The Property Market in Light of the 2012 Budget

by Mark Johnston

The state of the economy and public finances has not changed much since November 2011.

Chris Keates, general secretary of the National Association of Schoolmasters Union of Women Teachers (NASUWT), said that the recent budget showed the government was ‘out of touch with the lives of ordinary people’.

This year’s budget has given no respite on the public sector pay freeze, which is still causing misery for millions of dedicated and committed public sector workers.

However, the chancellor George Osborne did confirm that properties sold for more than 2 million will soon be subject to a new 7% stamp duty tax.

The chancellor said of this decision that ‘those who bought the most expensive homes should contribute more’.

Less than 0.5% of homes in Britain will be affected by the increase in the stamp duty rate for multi-million pound homes, according to Lloyds TSB.

Some believe therefore that this tax is merely a tax on Londoners.

Experts believe however, that the chancellor has missed an opportunity to reform the whole stamp duty rather than just tampering at the edges.

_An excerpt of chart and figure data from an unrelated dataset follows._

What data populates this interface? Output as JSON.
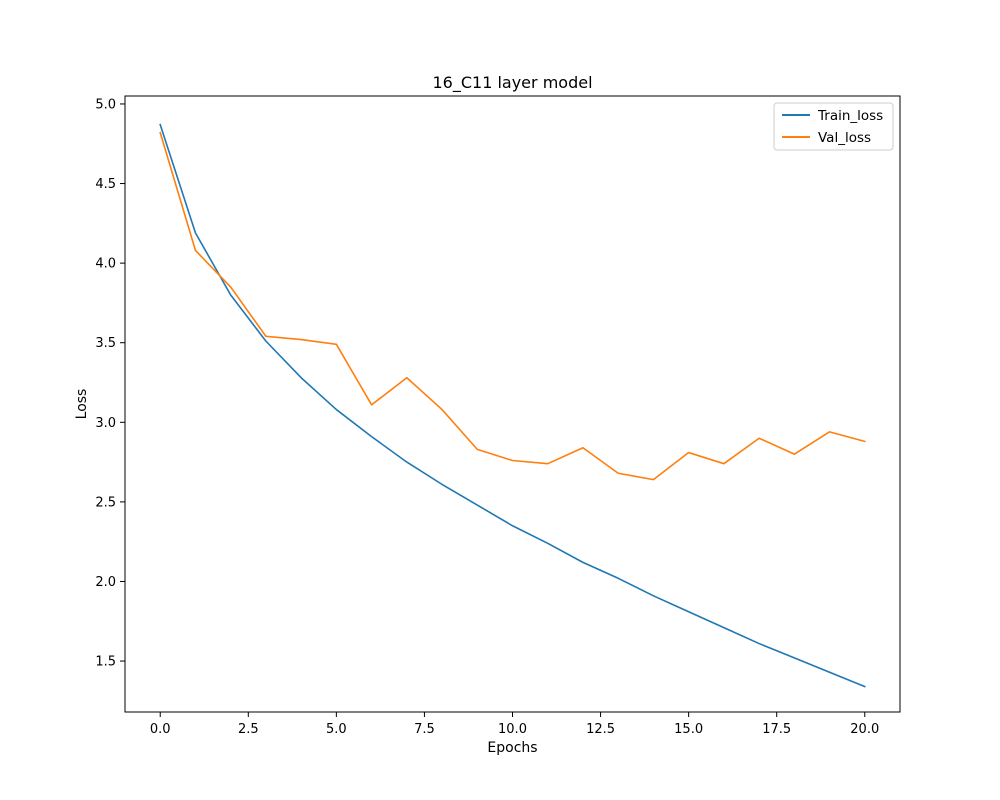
{
  "chart_data": {
    "type": "line",
    "title": "16_C11 layer model",
    "xlabel": "Epochs",
    "ylabel": "Loss",
    "xlim": [
      -1.0,
      21.0
    ],
    "ylim": [
      1.18,
      5.05
    ],
    "xticks": [
      0.0,
      2.5,
      5.0,
      7.5,
      10.0,
      12.5,
      15.0,
      17.5,
      20.0
    ],
    "xtick_labels": [
      "0.0",
      "2.5",
      "5.0",
      "7.5",
      "10.0",
      "12.5",
      "15.0",
      "17.5",
      "20.0"
    ],
    "yticks": [
      1.5,
      2.0,
      2.5,
      3.0,
      3.5,
      4.0,
      4.5,
      5.0
    ],
    "ytick_labels": [
      "1.5",
      "2.0",
      "2.5",
      "3.0",
      "3.5",
      "4.0",
      "4.5",
      "5.0"
    ],
    "grid": false,
    "legend_position": "top-right",
    "x": [
      0,
      1,
      2,
      3,
      4,
      5,
      6,
      7,
      8,
      9,
      10,
      11,
      12,
      13,
      14,
      15,
      16,
      17,
      18,
      19,
      20
    ],
    "series": [
      {
        "name": "Train_loss",
        "color": "#1f77b4",
        "values": [
          4.87,
          4.19,
          3.8,
          3.51,
          3.28,
          3.08,
          2.91,
          2.75,
          2.61,
          2.48,
          2.35,
          2.24,
          2.12,
          2.02,
          1.91,
          1.81,
          1.71,
          1.61,
          1.52,
          1.43,
          1.34
        ]
      },
      {
        "name": "Val_loss",
        "color": "#ff7f0e",
        "values": [
          4.82,
          4.08,
          3.85,
          3.54,
          3.52,
          3.49,
          3.11,
          3.28,
          3.08,
          2.83,
          2.76,
          2.74,
          2.84,
          2.68,
          2.64,
          2.81,
          2.74,
          2.9,
          2.8,
          2.94,
          2.88
        ]
      }
    ]
  }
}
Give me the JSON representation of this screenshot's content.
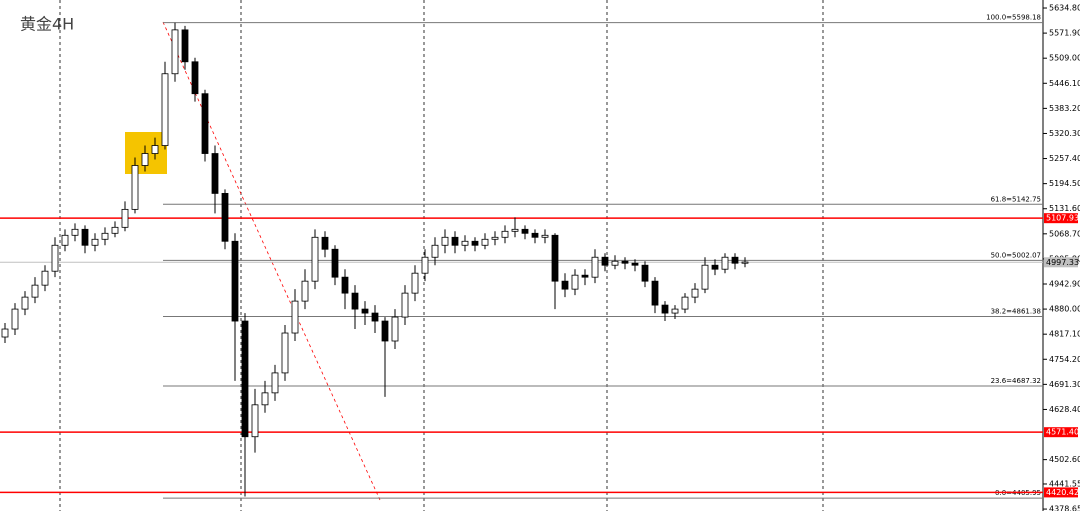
{
  "chart_data": {
    "type": "candlestick",
    "title": "黄金4H",
    "up_color": "#ffffff",
    "down_color": "#000000",
    "ylim": [
      4373.8,
      5654.9
    ],
    "yticks": [
      {
        "value": 5634.8,
        "label": "5634.80"
      },
      {
        "value": 5571.9,
        "label": "5571.90"
      },
      {
        "value": 5509,
        "label": "5509.00"
      },
      {
        "value": 5446.1,
        "label": "5446.10"
      },
      {
        "value": 5383.2,
        "label": "5383.20"
      },
      {
        "value": 5320.3,
        "label": "5320.30"
      },
      {
        "value": 5257.4,
        "label": "5257.40"
      },
      {
        "value": 5194.5,
        "label": "5194.50"
      },
      {
        "value": 5131.6,
        "label": "5131.60"
      },
      {
        "value": 5068.7,
        "label": "5068.70"
      },
      {
        "value": 5005.8,
        "label": "5005.80"
      },
      {
        "value": 4942.9,
        "label": "4942.90"
      },
      {
        "value": 4880,
        "label": "4880.00"
      },
      {
        "value": 4817.1,
        "label": "4817.10"
      },
      {
        "value": 4754.2,
        "label": "4754.20"
      },
      {
        "value": 4691.3,
        "label": "4691.30"
      },
      {
        "value": 4628.4,
        "label": "4628.40"
      },
      {
        "value": 4502.6,
        "label": "4502.60"
      },
      4441.55,
      4378.65
    ],
    "open": [
      4810,
      4830,
      4880,
      4910,
      4940,
      4975,
      5040,
      5065,
      5080,
      5040,
      5055,
      5070,
      5085,
      5130,
      5240,
      5270,
      5290,
      5470,
      5580,
      5500,
      5420,
      5270,
      5170,
      5050,
      4850,
      4560,
      4640,
      4670,
      4720,
      4820,
      4900,
      4950,
      5060,
      5030,
      4960,
      4920,
      4880,
      4870,
      4850,
      4800,
      4860,
      4920,
      4970,
      5010,
      5040,
      5060,
      5040,
      5050,
      5040,
      5055,
      5060,
      5075,
      5080,
      5070,
      5060,
      5065,
      4950,
      4930,
      4965,
      4960,
      5010,
      4990,
      5000,
      4995,
      4990,
      4950,
      4890,
      4870,
      4880,
      4910,
      4930,
      4990,
      4980,
      5010,
      4995
    ],
    "high": [
      4845,
      4895,
      4925,
      4960,
      4990,
      5060,
      5080,
      5095,
      5090,
      5070,
      5085,
      5100,
      5150,
      5260,
      5290,
      5310,
      5500,
      5598,
      5590,
      5510,
      5430,
      5290,
      5180,
      5070,
      4870,
      4680,
      4700,
      4740,
      4840,
      4930,
      4980,
      5080,
      5075,
      5040,
      4980,
      4940,
      4900,
      4890,
      4860,
      4880,
      4940,
      4990,
      5030,
      5060,
      5080,
      5075,
      5065,
      5060,
      5070,
      5075,
      5090,
      5110,
      5090,
      5080,
      5080,
      5070,
      4970,
      4980,
      4980,
      5030,
      5020,
      5015,
      5010,
      5005,
      5000,
      4960,
      4900,
      4890,
      4920,
      4945,
      5010,
      5005,
      5020,
      5020,
      5010
    ],
    "low": [
      4795,
      4815,
      4865,
      4895,
      4925,
      4960,
      5025,
      5050,
      5020,
      5025,
      5040,
      5060,
      5075,
      5120,
      5225,
      5255,
      5280,
      5450,
      5480,
      5400,
      5250,
      5120,
      5030,
      4700,
      4410,
      4520,
      4620,
      4650,
      4700,
      4800,
      4880,
      4930,
      5010,
      4940,
      4880,
      4830,
      4840,
      4820,
      4660,
      4780,
      4840,
      4900,
      4950,
      4990,
      5020,
      5020,
      5025,
      5025,
      5030,
      5040,
      5045,
      5060,
      5055,
      5045,
      5045,
      4880,
      4910,
      4915,
      4940,
      4945,
      4975,
      4980,
      4980,
      4975,
      4935,
      4870,
      4850,
      4855,
      4870,
      4895,
      4920,
      4965,
      4970,
      4980,
      4985
    ],
    "close": [
      4830,
      4880,
      4910,
      4940,
      4975,
      5040,
      5065,
      5080,
      5040,
      5055,
      5070,
      5085,
      5130,
      5240,
      5270,
      5290,
      5470,
      5580,
      5500,
      5420,
      5270,
      5170,
      5050,
      4850,
      4560,
      4640,
      4670,
      4720,
      4820,
      4900,
      4950,
      5060,
      5030,
      4960,
      4920,
      4880,
      4870,
      4850,
      4800,
      4860,
      4920,
      4970,
      5010,
      5040,
      5060,
      5040,
      5050,
      5040,
      5055,
      5060,
      5075,
      5080,
      5070,
      5060,
      5065,
      4950,
      4930,
      4965,
      4960,
      5010,
      4990,
      5000,
      4995,
      4990,
      4950,
      4890,
      4870,
      4880,
      4910,
      4930,
      4990,
      4980,
      5010,
      4995,
      4998
    ],
    "fib_levels": [
      {
        "value": 5598.18,
        "label": "100.0=5598.18"
      },
      {
        "value": 5142.75,
        "label": "61.8=5142.75"
      },
      {
        "value": 5002.07,
        "label": "50.0=5002.07"
      },
      {
        "value": 4861.38,
        "label": "38.2=4861.38"
      },
      {
        "value": 4687.32,
        "label": "23.6=4687.32"
      },
      {
        "value": 4405.95,
        "label": "0.0=4405.95"
      }
    ],
    "level_color": "#ff0000",
    "levels": [
      {
        "value": 5107.93,
        "label": "5107.93"
      },
      {
        "value": 4571.4,
        "label": "4571.40"
      },
      {
        "value": 4420.42,
        "label": "4420.42"
      }
    ],
    "current_price": {
      "value": 4997.33,
      "label": "4997.33"
    }
  }
}
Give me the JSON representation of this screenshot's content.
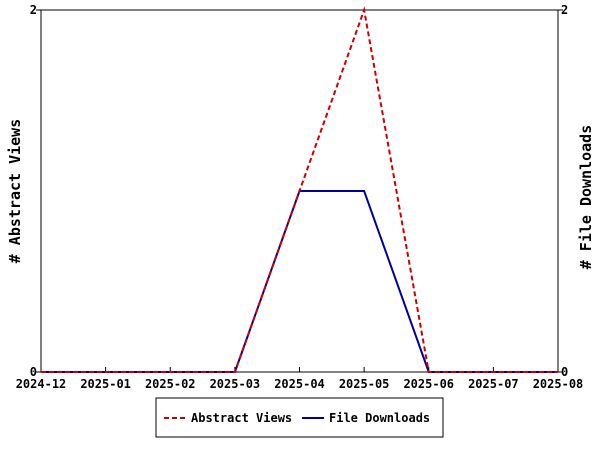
{
  "chart_data": {
    "type": "line",
    "title": "",
    "x": [
      "2024-12",
      "2025-01",
      "2025-02",
      "2025-03",
      "2025-04",
      "2025-05",
      "2025-06",
      "2025-07",
      "2025-08"
    ],
    "ylabel_left": "# Abstract Views",
    "ylabel_right": "# File Downloads",
    "ylim": [
      0,
      2
    ],
    "yticks": [
      "0",
      "2"
    ],
    "grid": false,
    "legend_position": "bottom-center",
    "series": [
      {
        "name": "Abstract Views",
        "values": [
          0,
          0,
          0,
          0,
          1,
          2,
          0,
          0,
          0
        ],
        "color": "#cc0000",
        "style": "dashed",
        "axis": "left"
      },
      {
        "name": "File Downloads",
        "values": [
          0,
          0,
          0,
          0,
          1,
          1,
          0,
          0,
          0
        ],
        "color": "#00009c",
        "style": "solid",
        "axis": "right"
      }
    ]
  }
}
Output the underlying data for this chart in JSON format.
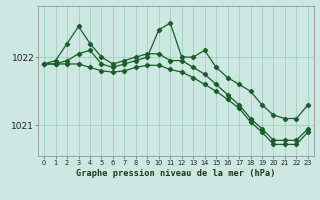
{
  "background_color": "#cce8e0",
  "grid_color": "#99ccbb",
  "line_color": "#1a5c2a",
  "title": "Graphe pression niveau de la mer (hPa)",
  "xlim": [
    -0.5,
    23.5
  ],
  "ylim": [
    1020.55,
    1022.75
  ],
  "yticks": [
    1021,
    1022
  ],
  "xticks": [
    0,
    1,
    2,
    3,
    4,
    5,
    6,
    7,
    8,
    9,
    10,
    11,
    12,
    13,
    14,
    15,
    16,
    17,
    18,
    19,
    20,
    21,
    22,
    23
  ],
  "line1_x": [
    0,
    1,
    2,
    3,
    4,
    5,
    6,
    7,
    8,
    9,
    10,
    11,
    12,
    13,
    14,
    15,
    16,
    17,
    18,
    19,
    20,
    21,
    22,
    23
  ],
  "line1_y": [
    1021.9,
    1021.9,
    1021.95,
    1022.05,
    1022.1,
    1021.9,
    1021.85,
    1021.9,
    1021.95,
    1022.0,
    1022.4,
    1022.5,
    1022.0,
    1022.0,
    1022.1,
    1021.85,
    1021.7,
    1021.6,
    1021.5,
    1021.3,
    1021.15,
    1021.1,
    1021.1,
    1021.3
  ],
  "line2_x": [
    0,
    1,
    2,
    3,
    4,
    5,
    6,
    7,
    8,
    9,
    10,
    11,
    12,
    13,
    14,
    15,
    16,
    17,
    18,
    19,
    20,
    21,
    22,
    23
  ],
  "line2_y": [
    1021.9,
    1021.95,
    1022.2,
    1022.45,
    1022.2,
    1022.0,
    1021.9,
    1021.95,
    1022.0,
    1022.05,
    1022.05,
    1021.95,
    1021.95,
    1021.85,
    1021.75,
    1021.6,
    1021.45,
    1021.3,
    1021.1,
    1020.95,
    1020.78,
    1020.78,
    1020.78,
    1020.95
  ],
  "line3_x": [
    0,
    1,
    2,
    3,
    4,
    5,
    6,
    7,
    8,
    9,
    10,
    11,
    12,
    13,
    14,
    15,
    16,
    17,
    18,
    19,
    20,
    21,
    22,
    23
  ],
  "line3_y": [
    1021.9,
    1021.9,
    1021.9,
    1021.9,
    1021.85,
    1021.8,
    1021.78,
    1021.8,
    1021.85,
    1021.88,
    1021.88,
    1021.82,
    1021.78,
    1021.7,
    1021.6,
    1021.5,
    1021.38,
    1021.25,
    1021.05,
    1020.9,
    1020.72,
    1020.72,
    1020.72,
    1020.9
  ]
}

He also added that he intends to tackle tax avoidance, especially when people bought homes.

Nicholas Leeming, business development director at, stated “it is difficult to argue against a clamp down on stamp duty avoidance as, for the vast majority of people, stamp duty is an unavoidable truth that comes with the territory of homeownership”.

So far the government has spoken about finding ways to combat the increasing problems of a generation unable to join the housing ladder.

But it seems though that on a whole any help for the first time buyer was notable absent from this particular budget statement and therefore very little has been done again to cure the paralysis at the bottom end of the market.

Many experts believe that to get the market moving again home owners across the whole market need the confidence to sell their homes and also first time buyers need encouragement to once again climb on to the property ladder.

However, there were no announcements made to support the UK’s fragile property market as such.

Wendy Evans-Scott, president of the National Association of Estate Agents (NAEA), said “this budget has provided a double whammy for first time buyers: not only has the chancellor failed to offer any real help to lower and middle income home owners and first time buyers, but from Saturday the stamp duty holiday will come to an end”.

The only good thing it seems that has come from the budget was the increase in the personal tax allowance.

This will mean that some people will have more money in their pocket, so those keen to get on to the housing ladder could potentially save for a deposit more quickly. However, it is unlikely to have a huge impact on the housing market because at best it will only shave off a few months of savings, not years which is really needed.

David Orr, chief executive of the National Housing Federation (NHF), said “it is disappointing that the chancellor has failed to put investment in housing at the forefront of driving forward economic growth in the UK”.